As I reflect in early retirement on my years of practice, I am a little surprised that I am losing the names of many of my patients. I saw thousands of patients in more than a hundred thousand office visits and stood at the bedsides of thousands more in hundreds of tours of duty as the hospital-based cardiologist on call for my practice; but now, without the refresher of a recent visit, even some of the most active patients are becoming a memory without a name. It is interesting to me that I can still see a patient’s face and EKG in my mind’s eye and relate minute details of their history but not have a name to go with the collection of stored data.

Losing names is not what disturbs me most as I think back over my years of practice. What disturbs me most are all of the opportunities I lost, even after I had decided to try to be a part of the solution, to make a meaningful contribution to the improvement of patient care. What really disturbs me is how hard it was to work in an environment of waste before the advent of Lean.  As hard as that was, it has been even harder to break out of the environment of waste.

The biggest waste, the one that bothers me most in retrospect, was the time I could have spent doing for patients what I alone could do instead of spending that time on tasks that a poorly engineered system required me to do but that could have been done much more efficiently by another staff member.

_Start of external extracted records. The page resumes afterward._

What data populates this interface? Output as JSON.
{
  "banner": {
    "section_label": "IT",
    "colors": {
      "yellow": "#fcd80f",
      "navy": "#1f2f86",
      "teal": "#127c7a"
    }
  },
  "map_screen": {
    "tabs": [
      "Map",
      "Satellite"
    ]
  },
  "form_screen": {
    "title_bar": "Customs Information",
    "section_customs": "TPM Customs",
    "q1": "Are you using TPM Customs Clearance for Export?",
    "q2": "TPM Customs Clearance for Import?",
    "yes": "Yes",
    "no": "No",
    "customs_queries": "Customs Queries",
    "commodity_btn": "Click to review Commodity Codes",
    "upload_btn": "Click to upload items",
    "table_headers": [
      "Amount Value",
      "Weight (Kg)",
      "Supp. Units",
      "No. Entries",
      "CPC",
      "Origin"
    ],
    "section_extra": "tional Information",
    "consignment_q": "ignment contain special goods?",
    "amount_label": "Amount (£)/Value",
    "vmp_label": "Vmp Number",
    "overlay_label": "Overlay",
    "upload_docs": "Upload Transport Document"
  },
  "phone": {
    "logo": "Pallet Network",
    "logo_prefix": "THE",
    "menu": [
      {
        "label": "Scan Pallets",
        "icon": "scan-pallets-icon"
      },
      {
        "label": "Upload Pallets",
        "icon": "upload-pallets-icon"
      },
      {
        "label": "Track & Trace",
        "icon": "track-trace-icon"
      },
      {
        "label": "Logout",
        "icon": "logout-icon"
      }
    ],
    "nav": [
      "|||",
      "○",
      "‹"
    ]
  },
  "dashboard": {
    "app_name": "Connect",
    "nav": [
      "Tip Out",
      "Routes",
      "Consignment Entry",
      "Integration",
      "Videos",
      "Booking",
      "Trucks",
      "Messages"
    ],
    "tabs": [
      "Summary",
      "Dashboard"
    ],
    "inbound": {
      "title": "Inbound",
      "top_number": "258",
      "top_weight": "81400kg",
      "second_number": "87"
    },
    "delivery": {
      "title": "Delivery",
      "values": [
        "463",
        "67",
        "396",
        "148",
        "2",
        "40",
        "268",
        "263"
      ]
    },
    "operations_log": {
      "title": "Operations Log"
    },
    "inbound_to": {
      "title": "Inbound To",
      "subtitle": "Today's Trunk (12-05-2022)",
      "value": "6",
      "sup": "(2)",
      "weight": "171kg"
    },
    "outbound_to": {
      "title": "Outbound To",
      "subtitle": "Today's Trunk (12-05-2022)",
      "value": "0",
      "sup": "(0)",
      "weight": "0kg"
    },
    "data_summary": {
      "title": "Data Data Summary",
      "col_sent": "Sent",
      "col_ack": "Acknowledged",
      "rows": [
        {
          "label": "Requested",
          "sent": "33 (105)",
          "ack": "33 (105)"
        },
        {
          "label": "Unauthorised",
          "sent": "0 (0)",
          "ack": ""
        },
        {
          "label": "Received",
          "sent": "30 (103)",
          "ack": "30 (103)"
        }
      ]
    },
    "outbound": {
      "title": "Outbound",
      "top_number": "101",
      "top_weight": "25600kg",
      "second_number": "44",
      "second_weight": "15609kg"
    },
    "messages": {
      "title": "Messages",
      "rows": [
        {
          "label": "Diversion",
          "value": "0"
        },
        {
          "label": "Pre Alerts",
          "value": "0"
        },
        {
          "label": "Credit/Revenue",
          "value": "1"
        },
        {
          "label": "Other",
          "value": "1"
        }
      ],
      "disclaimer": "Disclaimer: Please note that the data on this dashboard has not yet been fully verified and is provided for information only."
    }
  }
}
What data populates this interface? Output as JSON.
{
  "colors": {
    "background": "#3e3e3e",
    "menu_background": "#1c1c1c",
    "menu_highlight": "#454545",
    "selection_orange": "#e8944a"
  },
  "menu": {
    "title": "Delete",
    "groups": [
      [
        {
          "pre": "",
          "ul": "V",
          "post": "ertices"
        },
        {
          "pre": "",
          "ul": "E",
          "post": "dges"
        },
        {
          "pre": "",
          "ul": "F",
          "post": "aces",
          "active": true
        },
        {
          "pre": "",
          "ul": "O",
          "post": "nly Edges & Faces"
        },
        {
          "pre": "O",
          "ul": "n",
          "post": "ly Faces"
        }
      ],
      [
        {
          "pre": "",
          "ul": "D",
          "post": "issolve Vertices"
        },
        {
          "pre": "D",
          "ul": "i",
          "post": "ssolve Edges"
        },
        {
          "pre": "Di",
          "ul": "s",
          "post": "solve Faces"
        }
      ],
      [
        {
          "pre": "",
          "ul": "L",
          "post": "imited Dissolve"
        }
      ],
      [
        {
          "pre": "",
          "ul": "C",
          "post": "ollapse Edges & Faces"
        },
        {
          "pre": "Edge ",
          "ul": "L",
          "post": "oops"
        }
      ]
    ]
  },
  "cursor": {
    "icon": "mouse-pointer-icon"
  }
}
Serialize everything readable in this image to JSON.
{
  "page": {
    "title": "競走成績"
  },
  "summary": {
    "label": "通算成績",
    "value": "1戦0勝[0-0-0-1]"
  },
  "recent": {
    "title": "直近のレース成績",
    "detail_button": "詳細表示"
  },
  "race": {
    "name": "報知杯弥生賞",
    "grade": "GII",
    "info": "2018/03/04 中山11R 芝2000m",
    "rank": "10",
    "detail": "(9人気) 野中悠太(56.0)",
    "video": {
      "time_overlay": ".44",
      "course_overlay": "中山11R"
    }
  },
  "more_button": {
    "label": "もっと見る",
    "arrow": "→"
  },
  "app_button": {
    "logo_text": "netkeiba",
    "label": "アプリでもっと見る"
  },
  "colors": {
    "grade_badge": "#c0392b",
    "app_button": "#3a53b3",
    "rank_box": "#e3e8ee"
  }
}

Lean talks about the basic eight wastes in systems. There are different mnemonics to describe them but I favor “TIM P. WOOD”. I have lifted a description of the eight wastes from a Healthcare Finance News interview done a few years ago with Marc Hafer, one of my Lean mentors. I did just a little editing. Click the link if you are interested in the whole article.

 

Healthcare Systems’ 8 Wastes:

  1. Transportation: Transportation is entirely non-value-added. It contributes nothing to patient care. It adds to delays and increases likelihood there will be defects and dissatisfaction. Transportation includes moving patients from one department to the next, shifting supplies and equipment and moving instruments from sterile processing areas to the O.R. and back again – and even patients’ travel to and from the hospital itself.
  1. Inventory: Inventory can include pharmaceuticals, supplies, and patients, too, if you consider a waiting room in a hospital. The replenishment system should be based on use as opposed to some forecast. “Only what’s needed when it’s needed is a good approach with inventory.”
  1. Motion: Unnecessary reaching, bending, twisting, and turning. These motions are all ergonomic issues abundant within healthcare. Clinicians are injured because processes like transporting a patient from wheelchairs to beds aren’t designed ergonomically. Staff takes time off for rehabilitation when unnecessary motions incapacitate them, which can result in a loss of productivity and enhance overall costs.
  1. People: Unused human potential. With all the waste that already exists in healthcare, the last thing clinicians need to do is more non-value added work, yet it happens all the time.
  1. Waiting: Patients waiting for treatments, clinicians waiting for supplies… as clichéd as it sounds, time is money; and sometimes it’s a matter of safety, too. There are some medications that need to be administered within a certain amount of time after a reaction or a procedure. Waiting can diminish the quality of the pharmaceutical and its effectiveness.
  1. Overproducing: Overproducing is creating more of something than what’s exactly needed. Sending medications to a patient’s room that won’t be used because the patient has already been discharged is an example. Along the same vein, this type of miscommunication between departments can also extend a patient’s stay which is another form of overproduction. Other examples include repetition of diagnostic tests and the multiple registrations a patient has to endure when checking in. It’s a laborious, unnecessary process and one time should be sufficient.
  1. Overprocessing: Creating reports that don’t get read or aren’t useful, administering duplicate tests – doing things where you produce 105 percent when you only needed to give 100 percent is processing waste.
  1. Defects: There are countless defects within healthcare situations, such as hospital-acquired infections, early discharges that lead to readmissions, incomplete medical records or instrument kits in the ER and inaccurate medical billing. In many circumstances, these defects are covered-up through reworks and workarounds.

 

Just reading the list of wastes now causes me to bristle as I can remember specific moments when the time of a patient or my time was a victim of one of these states of dysfunction that are so ubiquitous in ambulatory practice.  I must also admit to the sin of frequently being a part of the waste problem. We physicians sometimes waste resources because we think the patient needs reassurance. That was the sin I most frequently committed.  I knew I was doing something that was unnecessary and did it anyway, blaming the patient’s insistence or his or her inability to understand why the test or treatment was unnecessary. Sometimes I rationalized the justification for that extra stress test or echocardiogram because I needed to gain the patient’s confidence.

I do not regret a minute of the time I invested in patient care, and in retrospect I was trapped in time and space. The way forward toward my “box 3” ideal state of practice was a slow journey that was taking longer than the time I had left to practice.